If you grow up online, you know what it is to be watched and how it feels to be heard, and how the more you are watched and heard, the more you want and need to be. Things don’t feel real until they’re shared or valid until you know what other people think about them. Your self becomes something to be recorded, posted, judged and, possibly, hopefully, monetised. You can be a brand, and maybe you should be. Deep in the guts of Instagram, there’s a sense of well-meaning frenzy – a race to prove that you feel and admire and suffer and love more than anyone else. And then there’s the unspoken quid pro quo: you like me and I’ll like you. “It’s like why have we ended up in this situation to begin with?” Alexa wondered one afternoon. “Why do we need to show off our lives? I don’t know. All these weird contradictory things.”

And yet it is only on social media that Alexa feels able to talk honestly about herself, and to feel good about her body. It was online that she’d learned about intersectional feminism, and the importance of acknowledging her privilege as a white woman of means. She knows how lucky she is to be supported by her parents, to do a job she enjoys, to pursue a life she wanted. She is proud that it feels possible for her peers to talk about subjects like mental health and sexual assault that their parents had often concealed or denied. Every woman she knows had experienced some kind of sexual assault; thanks to #MeToo they can now talk frankly about it. Her generation are sick of the silence society had maintained around everything; now they are breaking the silence, noisily, freely, on multiple platforms.

Sure, the constant sharing can make her feel anxious – other people’s lives often appear so glorious – but it also makes her feel less alone and better informed. She now knows and cares about so much beyond the limits of her own sliver of class and time and place. On balance, the insight gained from all the personal revelation online, and the sense of mutual support available in a retweet, offsets most of the internet’s ill effects. “I think without that openness I’d still be a very unhappy individual,” she said. “Not that there’s sun coming out of my asshole now.”

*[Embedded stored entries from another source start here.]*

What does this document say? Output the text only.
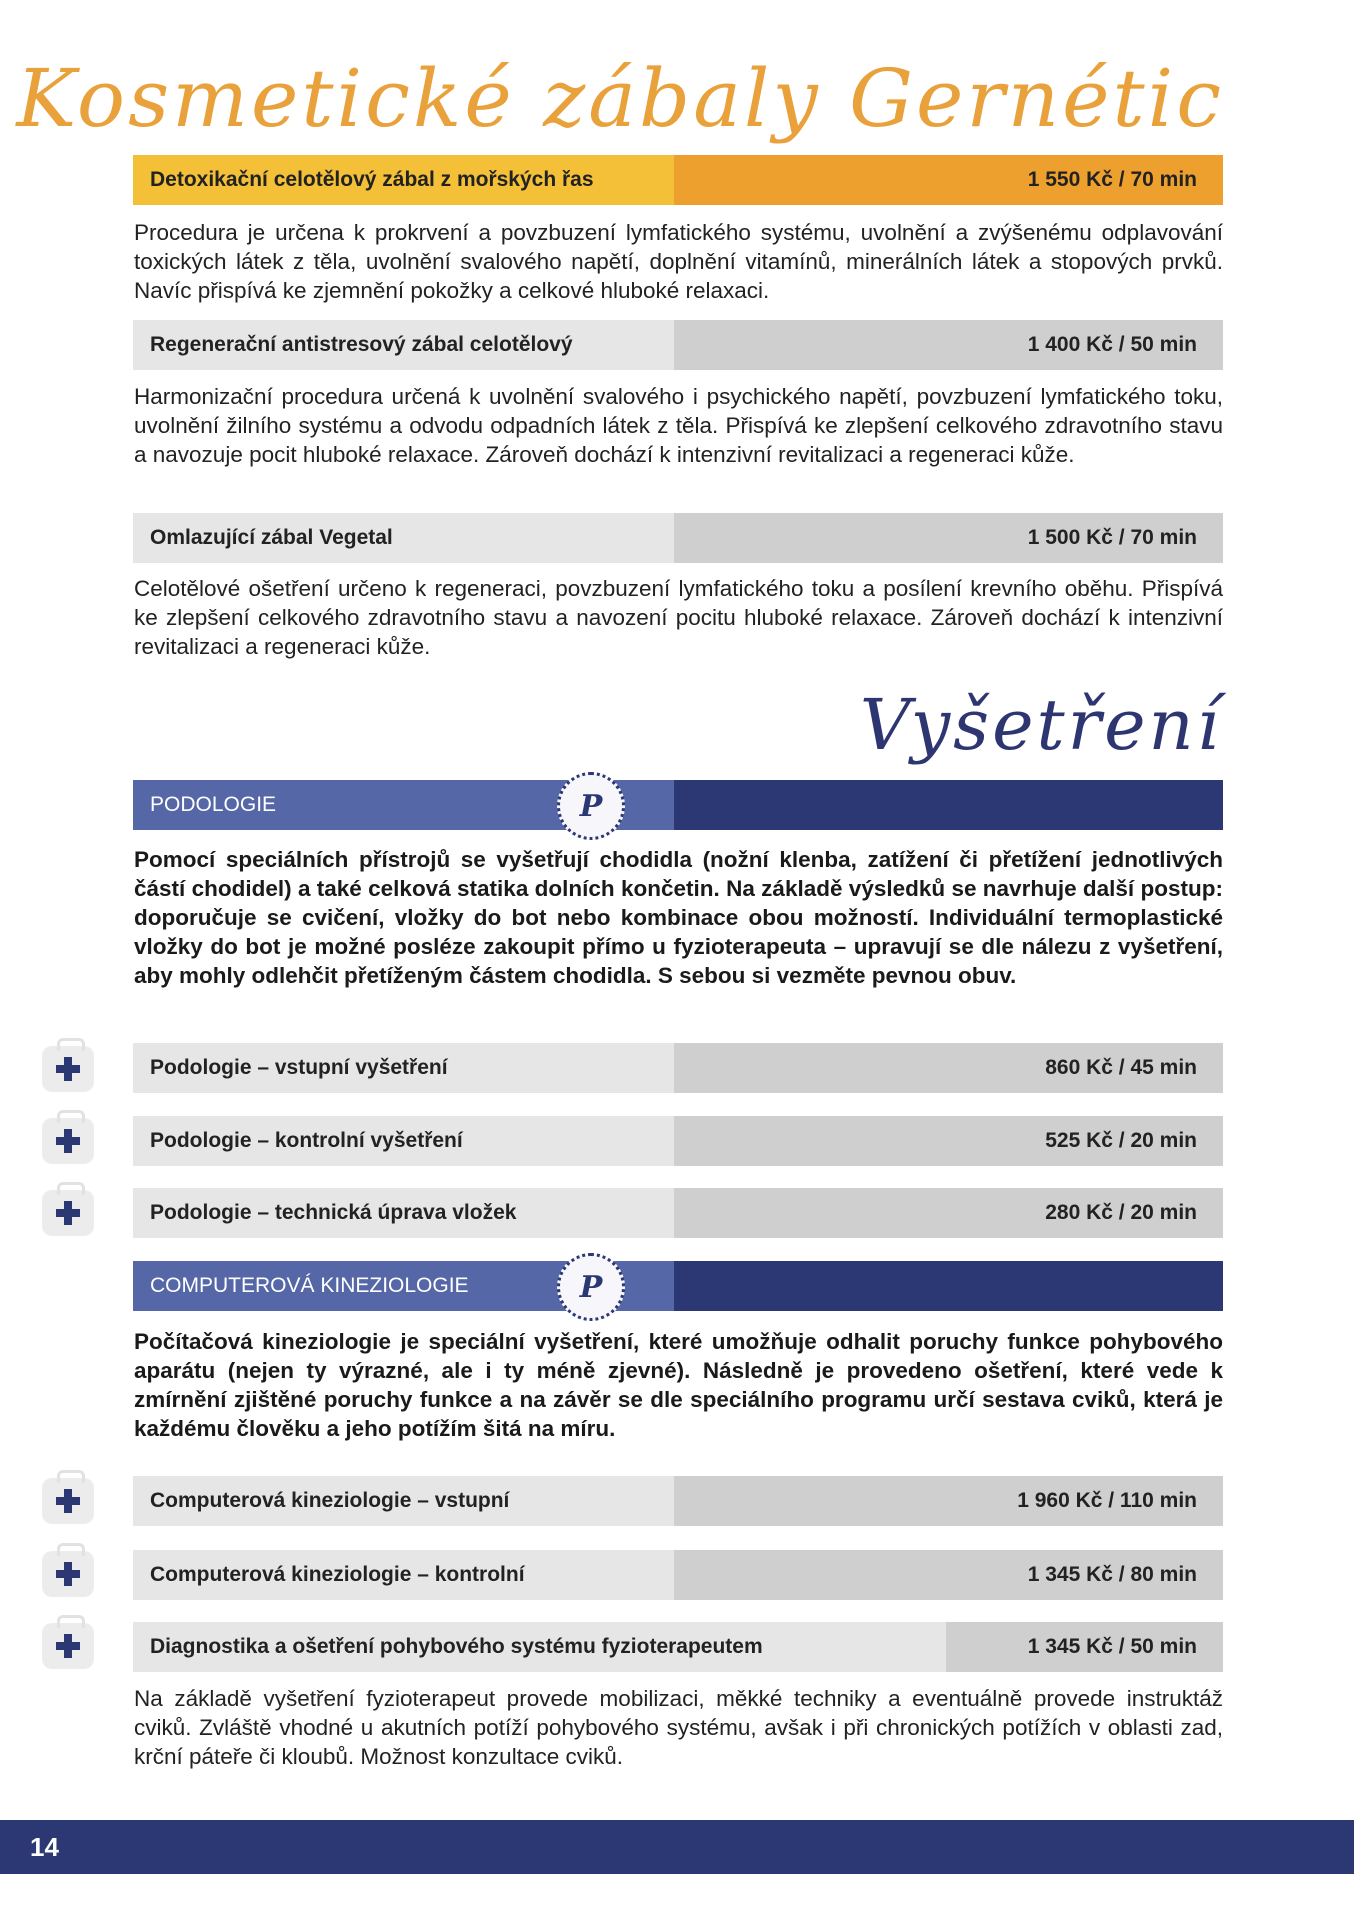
Kosmetické zábaly Gernétic
Detoxikační celotělový zábal z mořských řas	1 550 Kč / 70 min

Procedura je určena k prokrvení a povzbuzení lymfatického systému, uvolnění a zvýšenému odplavování toxických látek z těla, uvolnění svalového napětí, doplnění vitamínů, minerálních látek a stopových prvků. Navíc přispívá ke zjemnění pokožky a celkové hluboké relaxaci.

Regenerační antistresový zábal celotělový	1 400 Kč / 50 min

Harmonizační procedura určená k uvolnění svalového i psychického napětí, povzbuzení lymfatického toku, uvolnění žilního systému a odvodu odpadních látek z těla. Přispívá ke zlepšení celkového zdravotního stavu a navozuje pocit hluboké relaxace. Zároveň dochází k intenzivní revitalizaci a regeneraci kůže.

Omlazující zábal Vegetal	1 500 Kč / 70 min

Celotělové ošetření určeno k regeneraci, povzbuzení lymfatického toku a posílení krevního oběhu. Přispívá ke zlepšení celkového zdravotního stavu a navození pocitu hluboké relaxace. Zároveň dochází k intenzivní revitalizaci a regeneraci kůže.

Vyšetření
PODOLOGIE	P

Pomocí speciálních přístrojů se vyšetřují chodidla (nožní klenba, zatížení či přetížení jednotlivých částí chodidel) a také celková statika dolních končetin. Na základě výsledků se navrhuje další postup: doporučuje se cvičení, vložky do bot nebo kombinace obou možností. Individuální termoplastické vložky do bot je možné posléze zakoupit přímo u fyzioterapeuta – upravují se dle nálezu z vyšetření, aby mohly odlehčit přetíženým částem chodidla. S sebou si vezměte pevnou obuv.

Podologie – vstupní vyšetření	860 Kč / 45 min
Podologie – kontrolní vyšetření	525 Kč / 20 min
Podologie – technická úprava vložek	280 Kč / 20 min
COMPUTEROVÁ KINEZIOLOGIE	P

Počítačová kineziologie je speciální vyšetření, které umožňuje odhalit poruchy funkce pohybového aparátu (nejen ty výrazné, ale i ty méně zjevné). Následně je provedeno ošetření, které vede k zmírnění zjištěné poruchy funkce a na závěr se dle speciálního programu určí sestava cviků, která je každému člověku a jeho potížím šitá na míru.

Computerová kineziologie – vstupní	1 960 Kč / 110 min
Computerová kineziologie – kontrolní	1 345 Kč / 80 min
Diagnostika a ošetření pohybového systému fyzioterapeutem	1 345 Kč / 50 min

Na základě vyšetření fyzioterapeut provede mobilizaci, měkké techniky a eventuálně provede instruktáž cviků. Zvláště vhodné u akutních potíží pohybového systému, avšak i při chronických potížích v oblasti zad, krční páteře či kloubů. Možnost konzultace cviků.

14
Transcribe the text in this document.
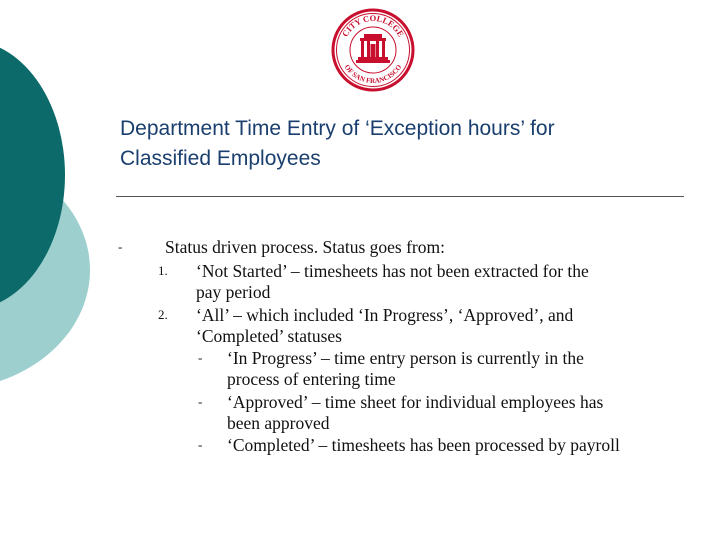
CITY COLLEGE
OF SAN FRANCISCO
Department Time Entry of ‘Exception hours’ for
Classified Employees
- Status driven process. Status goes from:
1. ‘Not Started’ – timesheets has not been extracted for the
pay period
2. ‘All’ – which included ‘In Progress’, ‘Approved’, and
‘Completed’ statuses
- ‘In Progress’ – time entry person is currently in the
process of entering time
- ‘Approved’ – time sheet for individual employees has
been approved
- ‘Completed’ – timesheets has been processed by payroll
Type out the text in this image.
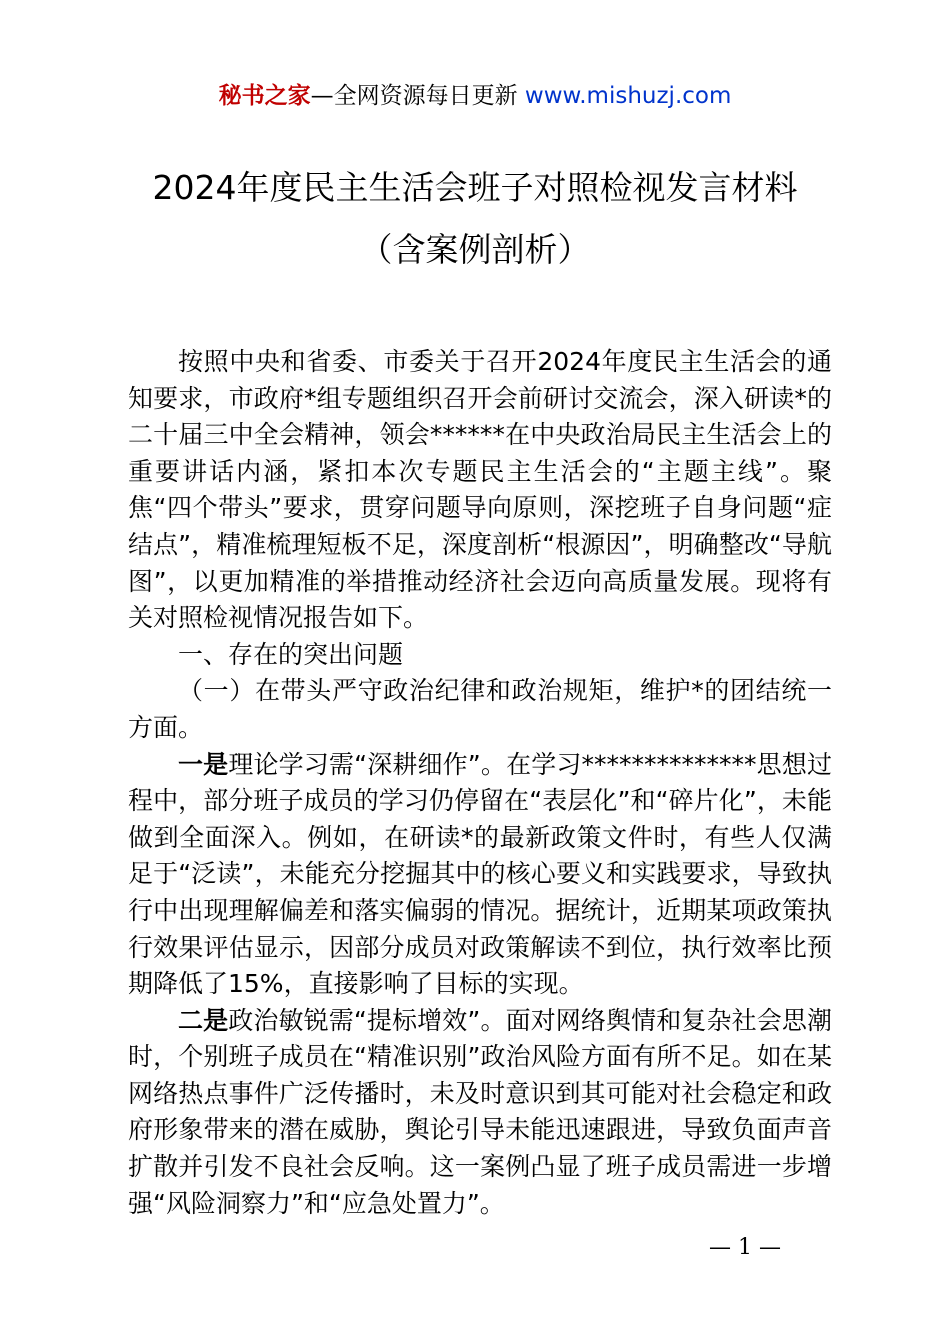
秘书之家—全网资源每日更新 www.mishuzj.com
2024年度民主生活会班子对照检视发言材料
（含案例剖析）

按照中央和省委、市委关于召开2024年度民主生活会的通知要求，市政府*组专题组织召开会前研讨交流会，深入研读*的二十届三中全会精神，领会******在中央政治局民主生活会上的重要讲话内涵，紧扣本次专题民主生活会的“主题主线”。聚焦“四个带头”要求，贯穿问题导向原则，深挖班子自身问题“症结点”，精准梳理短板不足，深度剖析“根源因”，明确整改“导航图”，以更加精准的举措推动经济社会迈向高质量发展。现将有关对照检视情况报告如下。

一、存在的突出问题

（一）在带头严守政治纪律和政治规矩，维护*的团结统一方面。

一是理论学习需“深耕细作”。在学习**************思想过程中，部分班子成员的学习仍停留在“表层化”和“碎片化”，未能做到全面深入。例如，在研读*的最新政策文件时，有些人仅满足于“泛读”，未能充分挖掘其中的核心要义和实践要求，导致执行中出现理解偏差和落实偏弱的情况。据统计，近期某项政策执行效果评估显示，因部分成员对政策解读不到位，执行效率比预期降低了15%，直接影响了目标的实现。

二是政治敏锐需“提标增效”。面对网络舆情和复杂社会思潮时，个别班子成员在“精准识别”政治风险方面有所不足。如在某网络热点事件广泛传播时，未及时意识到其可能对社会稳定和政府形象带来的潜在威胁，舆论引导未能迅速跟进，导致负面声音扩散并引发不良社会反响。这一案例凸显了班子成员需进一步增强“风险洞察力”和“应急处置力”。

— 1 —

Dorset. The weekend filled her story: an anxious cab journey to the station (they nearly missed the train); a stately home and garden tour; Olly playing golf with his brother and father; a music festival in a field; church on Sunday morning.

Alexa found Olly’s family hilarious, and they seemed to welcome her into their ranks. It all amounted to a kind of blessing: a confirmation of how they felt about each other. At the end of it all, she tweeted: “had the most amazing weekend with the boyf and his lovely fam and I think I actually improved my abs from all the laughing despite all the wine #sherborne #englishcountryside #feelingzen #familytime #ladsladslads”

Accompanying this was a video, 15 seconds long, from Saturday night. In a field under a cloudy sky was a festival stage surrounded by people. Alexa’s phone swung round to catch Olly and his father dancing, their limbs flying up and down in lunatic, joyful synchrony. All you could hear was the roar of “Mr Brightside” filling the evening and the sound of Alexa, laughing.